THE Bureau of Meteorology’s El Niño Southern Oscillation (ENSO) Outlook remains at El Niño Alert which means the chance of El Niño developing in 2019 is approximately 70 per cent.
Although the surface of the tropical Pacific Ocean remains warmer than average, water below the surface of the ocean has been gradually cooling.
A cooling of water at depth can lead to a cooling of the ocean surface, which may reduce the length of an event if one develops.
Most climate models indicate surface warmth in the Pacific Ocean will remain at El Niño-like levels at least through May.
The longer the ocean surface warmth remains, the more likely it is that the atmosphere will respond, and El Niño will develop.
If El Niño does develop in May, it’s likely to be short lived, with most models indicating the ocean will likely cool through winter and spring. Four of the eight surveyed models return to neutral by September, and the other four indicate weak El Niño levels.

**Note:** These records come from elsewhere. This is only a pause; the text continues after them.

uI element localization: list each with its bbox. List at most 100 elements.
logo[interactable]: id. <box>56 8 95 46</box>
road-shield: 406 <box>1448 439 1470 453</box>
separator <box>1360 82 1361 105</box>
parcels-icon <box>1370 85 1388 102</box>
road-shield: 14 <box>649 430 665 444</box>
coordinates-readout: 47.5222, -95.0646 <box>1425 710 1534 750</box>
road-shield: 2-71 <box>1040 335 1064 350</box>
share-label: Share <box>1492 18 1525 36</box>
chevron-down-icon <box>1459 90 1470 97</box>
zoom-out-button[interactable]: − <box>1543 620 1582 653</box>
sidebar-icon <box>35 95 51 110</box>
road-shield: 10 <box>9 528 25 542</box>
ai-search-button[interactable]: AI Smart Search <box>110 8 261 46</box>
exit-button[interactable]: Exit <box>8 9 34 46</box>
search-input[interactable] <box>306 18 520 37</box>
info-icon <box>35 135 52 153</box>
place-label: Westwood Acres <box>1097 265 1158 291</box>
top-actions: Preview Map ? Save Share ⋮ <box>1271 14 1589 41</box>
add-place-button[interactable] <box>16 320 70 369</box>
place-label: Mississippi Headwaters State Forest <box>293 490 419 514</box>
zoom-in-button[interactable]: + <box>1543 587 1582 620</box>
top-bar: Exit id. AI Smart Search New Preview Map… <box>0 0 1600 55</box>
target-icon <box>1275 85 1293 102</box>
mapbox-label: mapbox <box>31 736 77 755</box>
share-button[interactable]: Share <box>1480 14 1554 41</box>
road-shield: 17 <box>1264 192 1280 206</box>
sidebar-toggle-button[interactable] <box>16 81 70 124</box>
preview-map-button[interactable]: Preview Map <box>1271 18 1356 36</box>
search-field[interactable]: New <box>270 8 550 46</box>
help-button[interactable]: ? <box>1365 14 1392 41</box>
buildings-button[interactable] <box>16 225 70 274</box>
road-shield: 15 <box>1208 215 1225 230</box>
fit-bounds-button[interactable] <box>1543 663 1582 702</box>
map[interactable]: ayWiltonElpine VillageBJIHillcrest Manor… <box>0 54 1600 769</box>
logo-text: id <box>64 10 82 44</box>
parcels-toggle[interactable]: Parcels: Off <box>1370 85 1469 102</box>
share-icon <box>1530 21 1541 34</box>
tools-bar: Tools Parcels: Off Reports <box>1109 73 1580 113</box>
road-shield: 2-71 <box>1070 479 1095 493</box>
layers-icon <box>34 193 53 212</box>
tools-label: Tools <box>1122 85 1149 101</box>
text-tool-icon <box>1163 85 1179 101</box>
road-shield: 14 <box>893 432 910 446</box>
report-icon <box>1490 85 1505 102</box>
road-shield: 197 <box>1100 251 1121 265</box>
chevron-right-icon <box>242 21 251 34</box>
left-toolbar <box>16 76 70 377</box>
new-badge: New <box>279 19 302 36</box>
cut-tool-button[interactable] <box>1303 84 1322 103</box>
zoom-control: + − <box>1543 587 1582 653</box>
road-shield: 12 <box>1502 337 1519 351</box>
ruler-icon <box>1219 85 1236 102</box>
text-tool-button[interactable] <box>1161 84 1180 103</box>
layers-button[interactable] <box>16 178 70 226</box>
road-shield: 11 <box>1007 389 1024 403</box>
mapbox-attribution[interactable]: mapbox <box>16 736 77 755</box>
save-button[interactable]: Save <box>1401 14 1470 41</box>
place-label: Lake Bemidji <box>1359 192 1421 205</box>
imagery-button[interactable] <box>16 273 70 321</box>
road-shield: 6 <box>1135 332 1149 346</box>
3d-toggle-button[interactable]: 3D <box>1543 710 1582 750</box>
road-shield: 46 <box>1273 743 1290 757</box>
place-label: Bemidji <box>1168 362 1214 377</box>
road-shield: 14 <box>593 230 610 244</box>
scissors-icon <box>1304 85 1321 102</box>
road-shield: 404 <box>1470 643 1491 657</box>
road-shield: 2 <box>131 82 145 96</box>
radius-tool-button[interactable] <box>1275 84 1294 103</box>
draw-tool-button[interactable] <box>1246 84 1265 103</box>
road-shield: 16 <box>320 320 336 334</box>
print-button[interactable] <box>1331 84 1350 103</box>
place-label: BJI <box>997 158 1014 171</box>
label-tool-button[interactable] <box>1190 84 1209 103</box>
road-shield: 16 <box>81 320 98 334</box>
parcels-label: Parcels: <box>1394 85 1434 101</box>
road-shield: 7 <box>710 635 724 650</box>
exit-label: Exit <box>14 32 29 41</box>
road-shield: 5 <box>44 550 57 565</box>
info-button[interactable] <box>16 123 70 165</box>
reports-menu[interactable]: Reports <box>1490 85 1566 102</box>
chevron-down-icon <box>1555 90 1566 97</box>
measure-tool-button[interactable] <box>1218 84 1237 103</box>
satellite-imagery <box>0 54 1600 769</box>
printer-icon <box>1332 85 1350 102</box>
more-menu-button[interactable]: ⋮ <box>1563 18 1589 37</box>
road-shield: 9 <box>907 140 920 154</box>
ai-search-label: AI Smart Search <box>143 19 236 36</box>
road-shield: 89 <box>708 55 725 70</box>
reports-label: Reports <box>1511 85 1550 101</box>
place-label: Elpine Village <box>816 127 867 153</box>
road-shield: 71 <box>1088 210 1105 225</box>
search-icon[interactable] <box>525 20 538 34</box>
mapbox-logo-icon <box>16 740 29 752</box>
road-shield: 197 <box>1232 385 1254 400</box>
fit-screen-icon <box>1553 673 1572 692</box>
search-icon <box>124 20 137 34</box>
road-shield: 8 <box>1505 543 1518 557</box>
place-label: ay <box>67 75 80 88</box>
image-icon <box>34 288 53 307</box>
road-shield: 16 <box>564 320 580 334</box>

El Niño typically brings drier than average conditions for eastern Australia during winter–spring, and warmer days across the southern two-thirds of the country.
The Indian Ocean Dipole (IOD) is currently neutral.
Climate outlooks indicate the IOD is likely to remain neutral for the remainder of autumn.
However, by September half of the models predict a positive IOD will form, with the rest indicating neutral conditions will persist.
A positive IOD typically means drier than average conditions for southern and central Australia during winter-spring.